During assessment, a nurse may identify one or more of a variety of medical conditions related to the neurologic system. The most common conditions, and their management in the emergency care setting, are described following:

  • Headache, including migraine - headaches are one of the most common neurological conditions seen in emergency care settings in the UK. People typically present to emergency care settings with migraines, severe headaches. Migraines may be classified as: (1) vascular, caused by acute cerebral vasodilation, or (2) muscular, due to skeletal muscle contractions in the head or neck. There are a variety of 'triggers' for migraines - however they may also occur spontaneously. Headaches are a common symptom of other acute neurological illnesses, and a patient should be investigated for other underlying causes. 
  • Seizures - a seizure is caused by abnormal, excessive electrical activity in the brain. Seizures may have a variety of causes, including physiological disorders and conditions of the central nervous system. Most seizures are self-limiting, and do not usually require emergency intervention. If the cause of the seizure is undetermined, further investigations must take place when the patient is stable.
  • Stroke - the term 'stroke' is used to describe the loss of neurological functioning resulting from an acute disruption of blood flow to, and hypoxia in, a section of the brain. Strokes may be classified as: (1) ischaemic, when a vessel in the brain becomes occluded (often by a blood clot or atherosclerotic plaque), or (2) haemorrhagic, when a vessel in the brain ruptures and bleeds. In both types of strokes, patients will present with unilateral weakness or paralysis, difficulty with speech / gait / coordination, a severe headache, altered vision, sensory impairments and / or a changed mental status.

Despite the importance of waiting for a differential diagnosis, it is important to highlight that strokes must be treated rapidly. If a stroke patient presents late, supportive therapy only may be used.

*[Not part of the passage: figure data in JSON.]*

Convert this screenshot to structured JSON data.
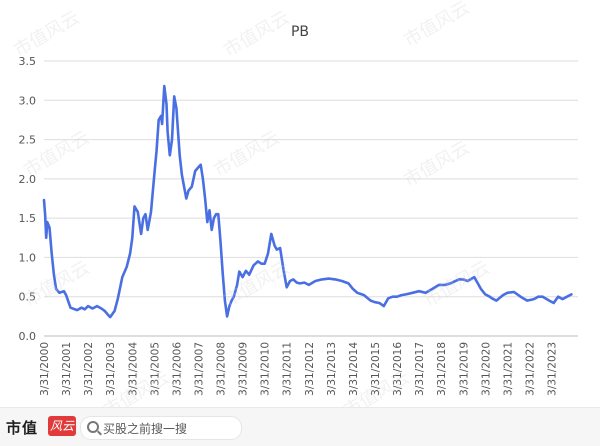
{
  "chart_data": {
    "type": "line",
    "title": "PB",
    "xlabel": "",
    "ylabel": "",
    "ylim": [
      0,
      3.5
    ],
    "yticks": [
      "0.0",
      "0.5",
      "1.0",
      "1.5",
      "2.0",
      "2.5",
      "3.0",
      "3.5"
    ],
    "xticks": [
      "3/31/2000",
      "3/31/2001",
      "3/31/2002",
      "3/31/2003",
      "3/31/2004",
      "3/31/2005",
      "3/31/2006",
      "3/31/2007",
      "3/31/2008",
      "3/31/2009",
      "3/31/2010",
      "3/31/2011",
      "3/31/2012",
      "3/31/2013",
      "3/31/2014",
      "3/31/2015",
      "3/31/2016",
      "3/31/2017",
      "3/31/2018",
      "3/31/2019",
      "3/31/2020",
      "3/31/2021",
      "3/31/2022",
      "3/31/2023"
    ],
    "grid": true,
    "line_color": "#4a6fe3",
    "series": [
      {
        "name": "",
        "x": [
          2000.0,
          2000.05,
          2000.1,
          2000.15,
          2000.25,
          2000.35,
          2000.45,
          2000.55,
          2000.7,
          2000.8,
          2000.9,
          2001.0,
          2001.2,
          2001.5,
          2001.7,
          2001.85,
          2002.0,
          2002.2,
          2002.4,
          2002.6,
          2002.75,
          2002.9,
          2003.0,
          2003.2,
          2003.35,
          2003.55,
          2003.75,
          2003.9,
          2004.0,
          2004.1,
          2004.25,
          2004.4,
          2004.5,
          2004.6,
          2004.7,
          2004.85,
          2005.0,
          2005.1,
          2005.2,
          2005.3,
          2005.35,
          2005.45,
          2005.55,
          2005.6,
          2005.7,
          2005.8,
          2005.9,
          2006.0,
          2006.05,
          2006.15,
          2006.25,
          2006.35,
          2006.45,
          2006.55,
          2006.7,
          2006.85,
          2007.0,
          2007.1,
          2007.2,
          2007.3,
          2007.4,
          2007.5,
          2007.6,
          2007.7,
          2007.8,
          2007.9,
          2008.0,
          2008.1,
          2008.2,
          2008.3,
          2008.4,
          2008.5,
          2008.6,
          2008.75,
          2008.85,
          2009.0,
          2009.15,
          2009.3,
          2009.5,
          2009.7,
          2009.85,
          2010.0,
          2010.15,
          2010.3,
          2010.45,
          2010.55,
          2010.7,
          2010.85,
          2011.0,
          2011.15,
          2011.3,
          2011.45,
          2011.6,
          2011.8,
          2012.0,
          2012.3,
          2012.6,
          2012.9,
          2013.2,
          2013.5,
          2013.8,
          2014.0,
          2014.2,
          2014.5,
          2014.8,
          2015.0,
          2015.2,
          2015.4,
          2015.6,
          2015.8,
          2016.0,
          2016.2,
          2016.4,
          2016.7,
          2017.0,
          2017.3,
          2017.6,
          2017.9,
          2018.2,
          2018.5,
          2018.8,
          2019.0,
          2019.2,
          2019.5,
          2019.8,
          2020.0,
          2020.2,
          2020.3,
          2020.5,
          2020.8,
          2021.0,
          2021.3,
          2021.6,
          2021.9,
          2022.2,
          2022.4,
          2022.6,
          2022.9,
          2023.1,
          2023.3,
          2023.5,
          2023.7,
          2023.9
        ],
        "values": [
          1.73,
          1.55,
          1.25,
          1.45,
          1.38,
          1.05,
          0.78,
          0.6,
          0.55,
          0.56,
          0.57,
          0.52,
          0.36,
          0.33,
          0.36,
          0.34,
          0.38,
          0.35,
          0.38,
          0.35,
          0.32,
          0.27,
          0.24,
          0.32,
          0.48,
          0.75,
          0.88,
          1.05,
          1.25,
          1.65,
          1.58,
          1.3,
          1.5,
          1.55,
          1.35,
          1.58,
          2.05,
          2.35,
          2.75,
          2.8,
          2.7,
          3.18,
          2.95,
          2.6,
          2.3,
          2.5,
          3.05,
          2.9,
          2.7,
          2.3,
          2.05,
          1.9,
          1.75,
          1.85,
          1.9,
          2.1,
          2.15,
          2.18,
          2.0,
          1.75,
          1.45,
          1.6,
          1.35,
          1.5,
          1.55,
          1.55,
          1.2,
          0.8,
          0.45,
          0.25,
          0.38,
          0.45,
          0.5,
          0.65,
          0.82,
          0.75,
          0.83,
          0.78,
          0.9,
          0.95,
          0.92,
          0.92,
          1.05,
          1.3,
          1.15,
          1.1,
          1.12,
          0.85,
          0.62,
          0.7,
          0.72,
          0.68,
          0.67,
          0.68,
          0.65,
          0.7,
          0.72,
          0.73,
          0.72,
          0.7,
          0.67,
          0.6,
          0.55,
          0.52,
          0.45,
          0.43,
          0.42,
          0.38,
          0.48,
          0.5,
          0.5,
          0.52,
          0.53,
          0.55,
          0.57,
          0.55,
          0.6,
          0.65,
          0.65,
          0.68,
          0.72,
          0.72,
          0.7,
          0.75,
          0.6,
          0.53,
          0.5,
          0.48,
          0.45,
          0.52,
          0.55,
          0.56,
          0.5,
          0.45,
          0.47,
          0.5,
          0.5,
          0.45,
          0.42,
          0.5,
          0.47,
          0.5,
          0.53
        ]
      }
    ]
  },
  "watermark": "市值风云",
  "footer": {
    "brand": "市值",
    "brand_badge": "风云",
    "search_placeholder": "买股之前搜一搜"
  }
}
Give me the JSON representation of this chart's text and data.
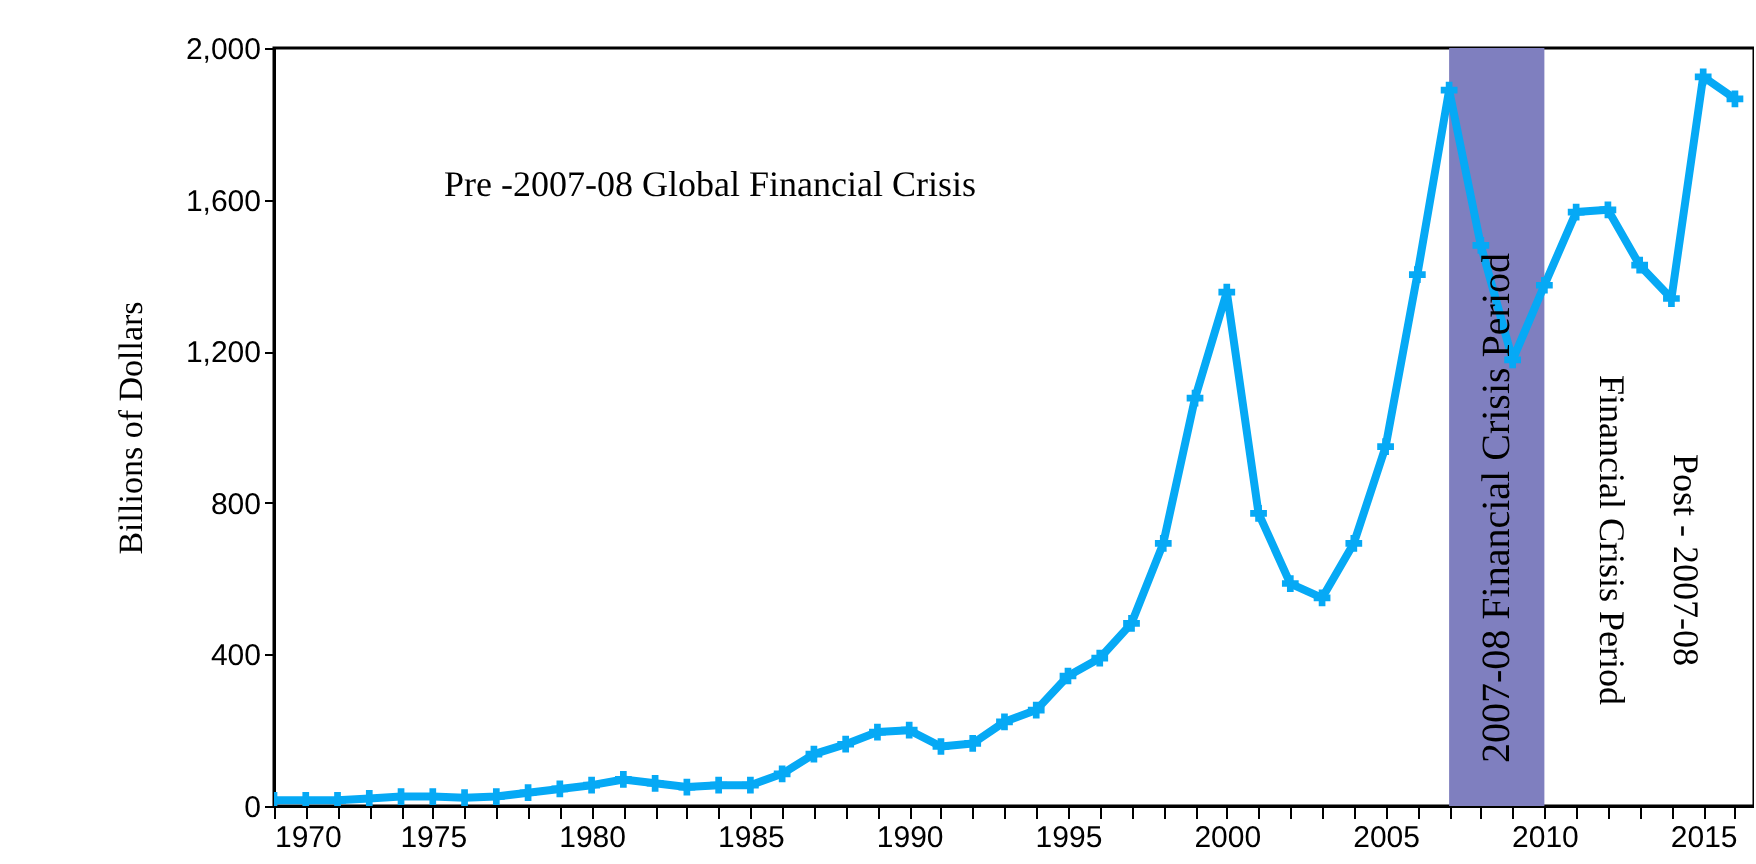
{
  "chart_data": {
    "type": "line",
    "ylabel": "Billions of Dollars",
    "x": [
      1970,
      1971,
      1972,
      1973,
      1974,
      1975,
      1976,
      1977,
      1978,
      1979,
      1980,
      1981,
      1982,
      1983,
      1984,
      1985,
      1986,
      1987,
      1988,
      1989,
      1990,
      1991,
      1992,
      1993,
      1994,
      1995,
      1996,
      1997,
      1998,
      1999,
      2000,
      2001,
      2002,
      2003,
      2004,
      2005,
      2006,
      2007,
      2008,
      2009,
      2010,
      2011,
      2012,
      2013,
      2014,
      2015,
      2016
    ],
    "series": [
      {
        "color": "#06a9f5",
        "values": [
          15,
          15,
          15,
          20,
          25,
          25,
          22,
          25,
          35,
          45,
          55,
          70,
          60,
          50,
          55,
          55,
          85,
          137,
          163,
          195,
          200,
          157,
          165,
          222,
          253,
          343,
          390,
          482,
          693,
          1076,
          1356,
          772,
          587,
          549,
          693,
          948,
          1402,
          1889,
          1479,
          1177,
          1374,
          1567,
          1573,
          1427,
          1339,
          1924,
          1866
        ]
      }
    ],
    "xlim": [
      1970,
      2016.6
    ],
    "xticks": [
      1970,
      {
        "value": 1971,
        "label": null
      },
      {
        "value": 1972,
        "label": null
      },
      {
        "value": 1973,
        "label": null
      },
      {
        "value": 1974,
        "label": null
      },
      1975,
      {
        "value": 1976,
        "label": null
      },
      {
        "value": 1977,
        "label": null
      },
      {
        "value": 1978,
        "label": null
      },
      {
        "value": 1979,
        "label": null
      },
      1980,
      {
        "value": 1981,
        "label": null
      },
      {
        "value": 1982,
        "label": null
      },
      {
        "value": 1983,
        "label": null
      },
      {
        "value": 1984,
        "label": null
      },
      1985,
      {
        "value": 1986,
        "label": null
      },
      {
        "value": 1987,
        "label": null
      },
      {
        "value": 1988,
        "label": null
      },
      {
        "value": 1989,
        "label": null
      },
      1990,
      {
        "value": 1991,
        "label": null
      },
      {
        "value": 1992,
        "label": null
      },
      {
        "value": 1993,
        "label": null
      },
      {
        "value": 1994,
        "label": null
      },
      1995,
      {
        "value": 1996,
        "label": null
      },
      {
        "value": 1997,
        "label": null
      },
      {
        "value": 1998,
        "label": null
      },
      {
        "value": 1999,
        "label": null
      },
      2000,
      {
        "value": 2001,
        "label": null
      },
      {
        "value": 2002,
        "label": null
      },
      {
        "value": 2003,
        "label": null
      },
      {
        "value": 2004,
        "label": null
      },
      2005,
      {
        "value": 2006,
        "label": null
      },
      {
        "value": 2007,
        "label": null
      },
      {
        "value": 2008,
        "label": null
      },
      {
        "value": 2009,
        "label": null
      },
      2010,
      {
        "value": 2011,
        "label": null
      },
      {
        "value": 2012,
        "label": null
      },
      {
        "value": 2013,
        "label": null
      },
      {
        "value": 2014,
        "label": null
      },
      2015,
      {
        "value": 2016,
        "label": null
      }
    ],
    "ylim": [
      0,
      2000
    ],
    "yticks": [
      0,
      400,
      800,
      {
        "value": 1200,
        "label": "1,200"
      },
      {
        "value": 1600,
        "label": "1,600"
      },
      {
        "value": 2000,
        "label": "2,000"
      }
    ],
    "bands": [
      {
        "axis": "x",
        "from": 2007,
        "to": 2010,
        "label": "2007-08 Financial Crisis Period",
        "color": "#7f7fbf"
      }
    ],
    "annotations": [
      "Pre -2007-08 Global Financial Crisis",
      "Financial Crisis Period",
      "Post - 2007-08"
    ],
    "marker": "cross",
    "line_style": "solid",
    "grid": false
  }
}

  • Meningitis - this is the inflammation of the meninges caused by a pathogen. Patients with meningitis usually present with the signs of acute infection - including fever, headache, photophobia, lethargy and nausea / vomiting - and they may also have seizures. Patients will sometimes, but not always, have a characteristic petechial rash. Meningitis is diagnosed conclusively using a lumbar puncture. Regular neurological assessment is essential in identifying patient deterioration.

Conclusion

This chapter has introduced the knowledge and skills required to accurately and rapidly assess, and effectively manage, a variety of respiratory, cardiovascular and neurologic conditions in the emergency care setting. It has also described the most common emergency presentations of conditions related to the respiratory, cardiovascular and neurologic systems.